The Recruit Uproar That Justified Voyeurism in the Name of Democracy — Real-Name Reporting and the Degeneration of the Information Society
Published on January 19, 2020.
Continuing from the previous chapter and drawing from the late Susumu Nishibe’s Mass Media Ruins the Nation, this article examines the reactions of the mass media and the public to the Recruit scandal. It criticizes the jealousy, voyeurism, self-justification through democracy and egalitarianism, collective psychology created by real-name reporting, and the pathology of an information society degraded into money, sex, and peeping.
January 19, 2020
Needless to say, the act of peeping over a fence and making a great commotion is more vulgar than the actions of peasants who rose in revolt against the misrule of a wicked magistrate.
The following is a continuation of the previous chapter.
Democracy and Egalitarianism Mobilized to Justify Voyeuristic Taste
Let us next consider what is meant by “making easy money without effort.”
The incomes of politicians and business executives have continued to be persistently criticized with this phrase.
If people were in a state of barely being able to eat, then an emotional argument such as “if only we had had that millet, we would not have had to sell our daughter off as a prostitute” would possess a certain urgency.
However, in an “age of overabundance,” “making easy money without effort” can hardly be thought to be something true.
No, its truth is rooted in the jealousy of the masses.
Or perhaps it is not even jealousy.
With regard to the Recruit scandal, no strong emotion like jealousy was visible. Rather, was it not merely curiosity toward the possible dubiousness of others?
One cannot possibly have a strong emotion such as jealousy toward the destination of shares that were never going to come to oneself in the first place.
Probably, behind this Recruit uproar, there was at work the motive of self-justification among the masses, who mobilized egalitarianism and democracy in order to justify their own Peeping Tom tendency, that is, their voyeuristic taste.

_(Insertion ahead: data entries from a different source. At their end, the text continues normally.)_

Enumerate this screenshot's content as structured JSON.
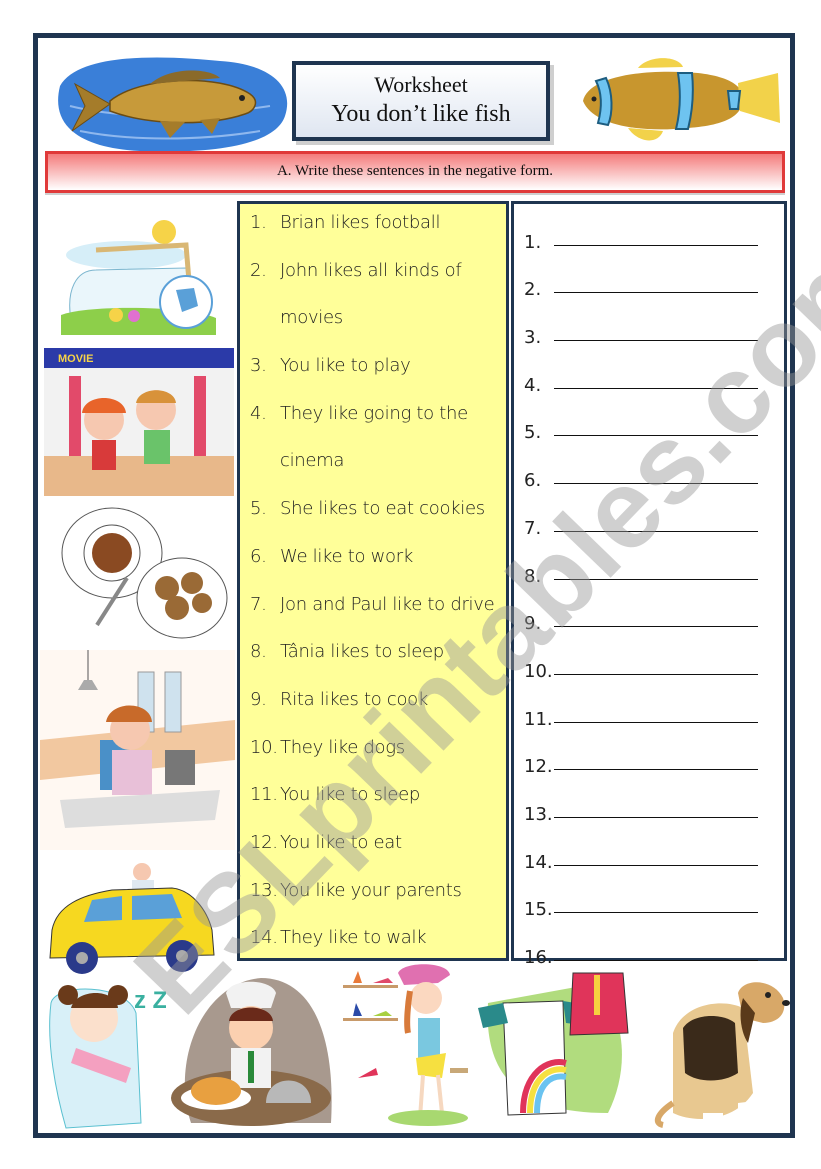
{
  "header": {
    "title_line1": "Worksheet",
    "title_line2": "You don’t like fish"
  },
  "instruction": "A. Write these sentences in the negative form.",
  "sentences": [
    {
      "num": "1.",
      "text": "Brian likes football"
    },
    {
      "num": "2.",
      "text": "John likes all kinds of"
    },
    {
      "num": "",
      "text": "movies"
    },
    {
      "num": "3.",
      "text": "You like to play"
    },
    {
      "num": "4.",
      "text": "They like going to the"
    },
    {
      "num": "",
      "text": "cinema"
    },
    {
      "num": "5.",
      "text": "She likes to eat cookies"
    },
    {
      "num": "6.",
      "text": "We like to work"
    },
    {
      "num": "7.",
      "text": "Jon and Paul like to drive"
    },
    {
      "num": "8.",
      "text": "Tânia likes to sleep"
    },
    {
      "num": "9.",
      "text": "Rita likes to cook"
    },
    {
      "num": "10.",
      "text": "They like dogs"
    },
    {
      "num": "11.",
      "text": "You like to sleep"
    },
    {
      "num": "12.",
      "text": "You like to eat"
    },
    {
      "num": "13.",
      "text": "You like your parents"
    },
    {
      "num": "14.",
      "text": "They like to walk"
    }
  ],
  "answers": [
    "1.",
    "2.",
    "3.",
    "4.",
    "5.",
    "6.",
    "7.",
    "8.",
    "9.",
    "10.",
    "11.",
    "12.",
    "13.",
    "14.",
    "15.",
    "16."
  ],
  "watermark": "ESLprintables.com",
  "illustrations": {
    "top_left": "carp-fish-illustration",
    "top_right": "clownfish-illustration",
    "left": [
      "football-goal-illustration",
      "movie-theater-kids-illustration",
      "coffee-cookies-illustration",
      "office-worker-illustration",
      "yellow-car-illustration"
    ],
    "bottom": [
      "sleeping-girl-illustration",
      "chef-cooking-illustration",
      "girl-shoes-shopping-illustration",
      "clothes-rainbow-illustration",
      "beagle-dog-illustration"
    ]
  },
  "colors": {
    "frame": "#1f3550",
    "banner_border": "#e03a3a",
    "sentence_bg": "#ffff99"
  }
}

Needless to say, the act of peeping over a fence and making a great commotion is more vulgar than the actions of peasants who rose in revolt against the misrule of a wicked magistrate.
What cannot be overlooked is that, amid this foolish uproar, a grotesque situation progressed that testified to the degeneration of the information society.
That was the issue of publicizing real names.
The mass media continued a campaign of naming those connected with Recruit and denouncing them as dirty.
The public reacted like parrots and loudly repeated those real names.
As the Nazis once did, a collective psychology was formed by “repeating loudly.”
And, as was also the case with Lockheed, once the uproar had more or less subsided, the matter was then brought up again on occasions such as the opening of trials or the handing down of judgments, and the campaign of denunciation was repeated.
Each time, the public went along with the campaign.
This is now such a standardized process that it may almost be called the mechanism of the information society.
In fact, as soon as the Recruit trial began at the end of the first year of Heisei, massive reporting began.
The meaning and substance of that reporting were extremely thin, but the mechanism by which the public went along with the massive reporting marched firmly on by itself.
It is widely known that what is called the mass-oriented line of the mass media consists of nothing but money, sex, and peeping.
That is nothing other than the spread of mental pollution, and the pollution is falling to ever lower levels.
Money in the Recruit uproar, women in the scandals involving politicians, and the mass media proudly publicizing the results of its Peeping Tom behavior while naming real names—if one sums up the uproar of these two years, that is essentially what it amounted to.